The three of them stayed close together almost all the time and took it in turns to hop up onto our laps or into the wheelbarrow where I had been sorting dried tulip bulbs out of the pots of soil they’d grown in during the spring. The soil was dry and dust bathing or raking for tasty morsels was popular. They spent a languorous half hour or more crowded into the dust bath, lying on their sides, eyes shut and flicking the soil under their wings, over each other and overboard.They were a bit hesitant when hopping down, with a flutter of wings and a rather unsteady landing.

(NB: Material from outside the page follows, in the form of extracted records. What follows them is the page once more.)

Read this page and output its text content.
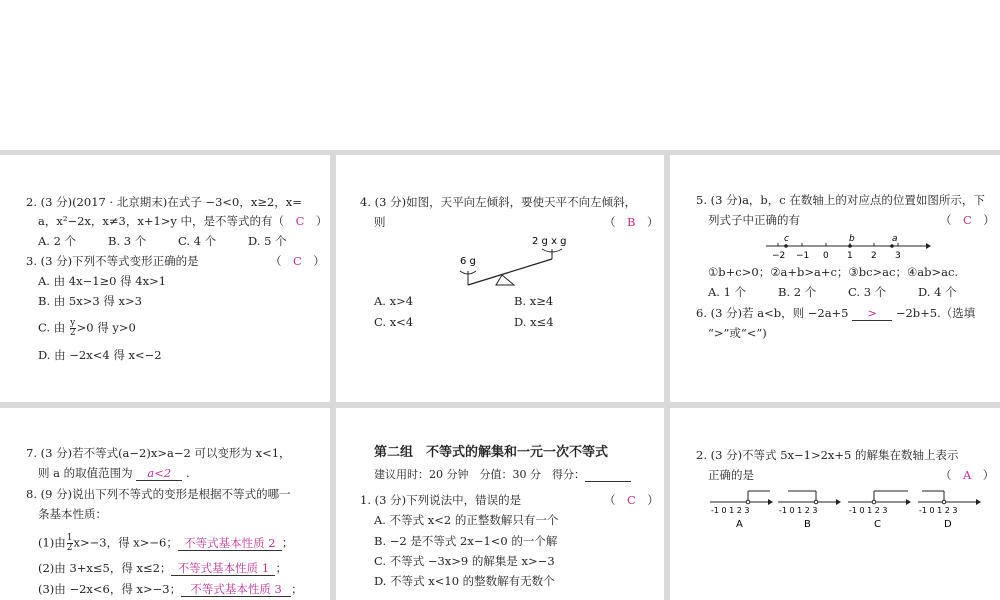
2. (3 分)(2017 · 北京期末)在式子 −3<0，x≥2，x=
a，x²−2x，x≠3，x+1>y 中，是不等式的有（　 C　）
A. 2 个	B. 3 个	C. 4 个	D. 5 个
3. (3 分)下列不等式变形正确的是	（　C　）
A. 由 4x−1≥0 得 4x>1
B. 由 5x>3 得 x>3
C. 由 $\frac{y}{2} >0$ 得 y>0
D. 由 −2x<4 得 x<−2
4. (3 分)如图，天平向左倾斜，要使天平不向左倾斜，
则	（　B　）
6 g
2 g x g
A. x>4	B. x≥4
C. x<4	D. x≤4
5. (3 分)a，b，c 在数轴上的对应点的位置如图所示，下
列式子中正确的有	（　C　）
c	b	a
−2 −1 0 1 2 3
①b+c>0；②a+b>a+c；③bc>ac；④ab>ac.
A. 1 个	B. 2 个	C. 3 个	D. 4 个
6. (3 分)若 a<b，则 −2a+5 > −2b+5.（选填
“>”或“<”)
7. (3 分)若不等式(a−2)x>a−2 可以变形为 x<1，
则 a 的取值范围为 a<2 .
8. (9 分)说出下列不等式的变形是根据不等式的哪一
条基本性质：
(1)由 $\frac{1}{2} x>-3$，得 x>−6； 不等式基本性质 2 ；
(2)由 3+x≤5，得 x≤2； 不等式基本性质 1 ；
(3)由 −2x<6，得 x>−3； 不等式基本性质 3 ；
第二组　不等式的解集和一元一次不等式
建议用时：20 分钟　分值：30 分　得分：
1. (3 分)下列说法中，错误的是	（　C　）
A. 不等式 x<2 的正整数解只有一个
B. −2 是不等式 2x−1<0 的一个解
C. 不等式 −3x>9 的解集是 x>−3
D. 不等式 x<10 的整数解有无数个
2. (3 分)不等式 5x−1>2x+5 的解集在数轴上表示
正确的是	（　A　）
-1 0 1 2 3
A
-1 0 1 2 3
B
-1 0 1 2 3
C
-1 0 1 2 3
D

As the heat abated they ventured out of the shade and explored the highways and byways of the nearer parts of the garden. The adventure was such a success for them that we repeated it for the four or five days the heat persisted, and now if we are around, we let them out on other days too. Perversely, although originally quite satisfied with the orchard, they now show a strong preference for the main garden! Have I made a rod for my own back? I am astonished at their avid curiosity and persistent investigations all the time, interrupted only by pauses to dust-bathe or preen. This is also a joint activity. If one fluffs up and start to attend to her feathers, they all do.

 

Looking for Tony.

We are always a little uneasy about them straying into the neighbours' gardens or a daylight visit from Reynard when our backs are turned. We hope our boundaries are hen-proof though we are doubtful about the fox if he's really determined. At least they put themselves to bed at twilight, creeping through the pophole into their pen and going up onto the perch in their house.